Yapılan çağrıda, şu ifadeler yer aldı:
“Gazze üzerindeki kuşatma tümüyle sona erdirilmelidir. Çatışmanın tarafları için Uluslararası İnsancıl Hukuk yükümlülüklerine uygun olarak hem ticari hem de insani malların geçişine izin vermek üzere tüm geçişler açılmalıdır. Su, elektrik, iletişim, koruma, ruh sağlığı ve eğitim dahil olmak üzere halkın hayatta kalması için kritik öneme sahip hizmetler yeniden sağlanmalıdır.
Acil ve kesin bir ateşkes kabul edilmelidir. Çocuklar da dahil olmak üzere tüm rehineler koşulsuz olarak ve derhal serbest bırakılmalıdır.

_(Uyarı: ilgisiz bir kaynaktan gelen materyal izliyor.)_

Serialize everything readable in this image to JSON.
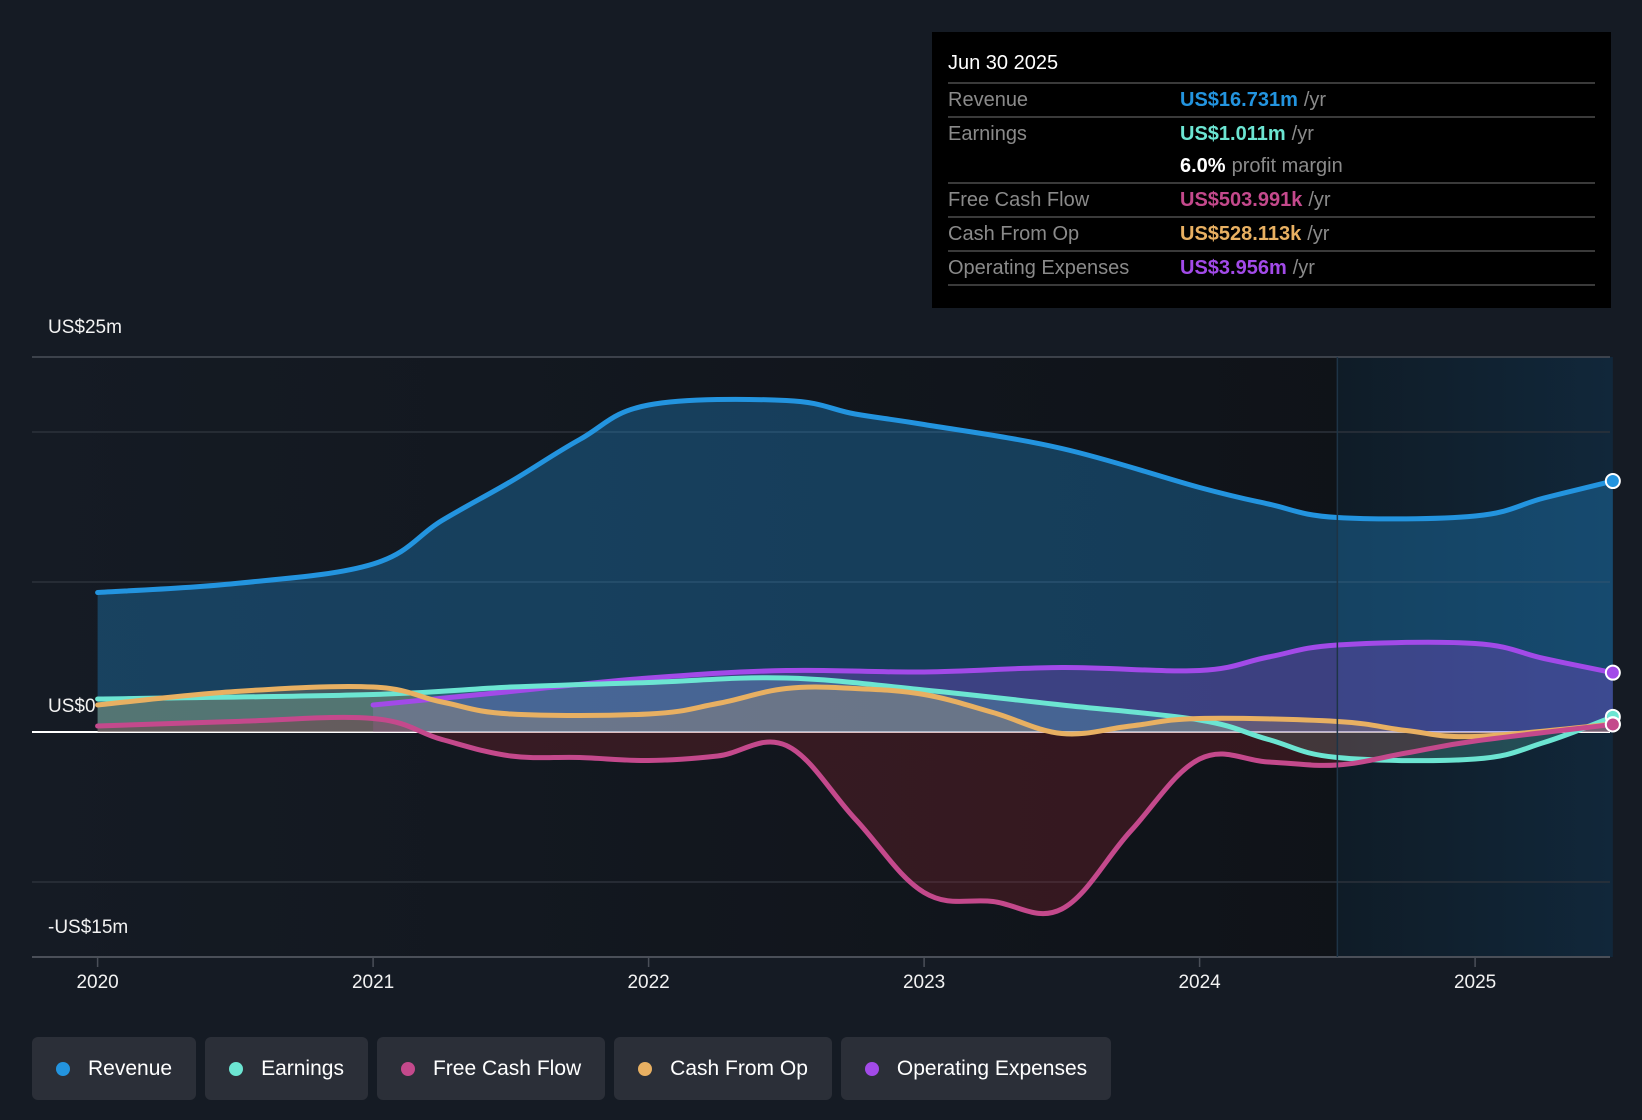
{
  "tooltip": {
    "date": "Jun 30 2025",
    "rows": [
      {
        "label": "Revenue",
        "value": "US$16.731m",
        "unit": "/yr",
        "color": "#2394df"
      },
      {
        "label": "Earnings",
        "value": "US$1.011m",
        "unit": "/yr",
        "color": "#6ce5d2"
      },
      {
        "label": "",
        "value": "6.0%",
        "unit": "profit margin",
        "color": "#ffffff"
      },
      {
        "label": "Free Cash Flow",
        "value": "US$503.991k",
        "unit": "/yr",
        "color": "#c4498c"
      },
      {
        "label": "Cash From Op",
        "value": "US$528.113k",
        "unit": "/yr",
        "color": "#e8b062"
      },
      {
        "label": "Operating Expenses",
        "value": "US$3.956m",
        "unit": "/yr",
        "color": "#a24ae8"
      }
    ]
  },
  "legend": [
    {
      "label": "Revenue",
      "color": "#2394df"
    },
    {
      "label": "Earnings",
      "color": "#6ce5d2"
    },
    {
      "label": "Free Cash Flow",
      "color": "#c4498c"
    },
    {
      "label": "Cash From Op",
      "color": "#e8b062"
    },
    {
      "label": "Operating Expenses",
      "color": "#a24ae8"
    }
  ],
  "chart_data": {
    "type": "line",
    "title": "",
    "xlabel": "",
    "ylabel": "",
    "y_tick_labels": [
      "US$25m",
      "US$0",
      "-US$15m"
    ],
    "y_ticks": [
      25,
      0,
      -15
    ],
    "gridlines": [
      25,
      20,
      10,
      0,
      -10,
      -15
    ],
    "ylim": [
      -15,
      25
    ],
    "x_tick_labels": [
      "2020",
      "2021",
      "2022",
      "2023",
      "2024",
      "2025"
    ],
    "x_ticks": [
      2020,
      2021,
      2022,
      2023,
      2024,
      2025
    ],
    "xlim": [
      2019.77,
      2025.5
    ],
    "highlight_range": [
      2024.5,
      2025.5
    ],
    "grid": true,
    "legend_position": "bottom-left",
    "units": "US$ millions per year",
    "series": [
      {
        "name": "Revenue",
        "color": "#2394df",
        "fill": true,
        "x": [
          2020,
          2020.5,
          2021,
          2021.25,
          2021.5,
          2021.75,
          2022,
          2022.5,
          2022.75,
          2023,
          2023.5,
          2024,
          2024.25,
          2024.5,
          2025,
          2025.25,
          2025.5
        ],
        "values": [
          9.3,
          9.9,
          11.2,
          14.1,
          16.7,
          19.5,
          21.8,
          22.1,
          21.2,
          20.5,
          18.9,
          16.3,
          15.2,
          14.3,
          14.4,
          15.6,
          16.731
        ]
      },
      {
        "name": "Operating Expenses",
        "color": "#a24ae8",
        "fill": true,
        "x": [
          2021,
          2021.5,
          2022,
          2022.5,
          2023,
          2023.5,
          2024,
          2024.25,
          2024.5,
          2025,
          2025.25,
          2025.5
        ],
        "values": [
          1.8,
          2.7,
          3.6,
          4.1,
          4.0,
          4.3,
          4.1,
          5.0,
          5.8,
          5.9,
          4.9,
          3.956
        ]
      },
      {
        "name": "Earnings",
        "color": "#6ce5d2",
        "fill": true,
        "x": [
          2020,
          2021,
          2021.5,
          2022,
          2022.5,
          2023,
          2023.5,
          2024,
          2024.25,
          2024.5,
          2025,
          2025.25,
          2025.5
        ],
        "values": [
          2.2,
          2.5,
          3.0,
          3.3,
          3.6,
          2.8,
          1.8,
          0.8,
          -0.5,
          -1.7,
          -1.8,
          -0.7,
          1.011
        ]
      },
      {
        "name": "Cash From Op",
        "color": "#e8b062",
        "fill": true,
        "x": [
          2020,
          2020.5,
          2021,
          2021.25,
          2021.5,
          2022,
          2022.25,
          2022.5,
          2022.75,
          2023,
          2023.25,
          2023.5,
          2023.75,
          2024,
          2024.5,
          2024.75,
          2025,
          2025.5
        ],
        "values": [
          1.8,
          2.7,
          3.0,
          2.0,
          1.2,
          1.2,
          1.9,
          2.9,
          2.9,
          2.5,
          1.3,
          -0.1,
          0.4,
          0.9,
          0.7,
          0.1,
          -0.3,
          0.528
        ]
      },
      {
        "name": "Free Cash Flow",
        "color": "#c4498c",
        "fill": true,
        "x": [
          2020,
          2020.5,
          2021,
          2021.25,
          2021.5,
          2021.75,
          2022,
          2022.25,
          2022.5,
          2022.75,
          2023,
          2023.25,
          2023.5,
          2023.75,
          2024,
          2024.25,
          2024.5,
          2024.75,
          2025,
          2025.5
        ],
        "values": [
          0.4,
          0.7,
          0.9,
          -0.5,
          -1.6,
          -1.7,
          -1.9,
          -1.6,
          -0.9,
          -5.8,
          -10.7,
          -11.3,
          -11.8,
          -6.6,
          -1.8,
          -2.0,
          -2.2,
          -1.4,
          -0.6,
          0.504
        ]
      }
    ]
  }
}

Acil ve kesin bir ateşkes sağlamak için diplomatik ve siyasi baskı araçları da dahil olmak üzere mümkün olan her adım atılmalıdır. İhtiyaç duyulan insani yardım müdahalesinin büyük ölçekte gerçekleştirilebilmesi için güvenli ve sınırsız erişimi kolaylaştırmak üzere mümkün olan tüm adımlar atılmalıdır. İsrail Hükümeti ve Filistinli silahlı gruplara silah, ekipman ve mühimmat gönderilmesi ve satışı da dahil olmak üzere askeri yardımlar durdurulmalıdır.”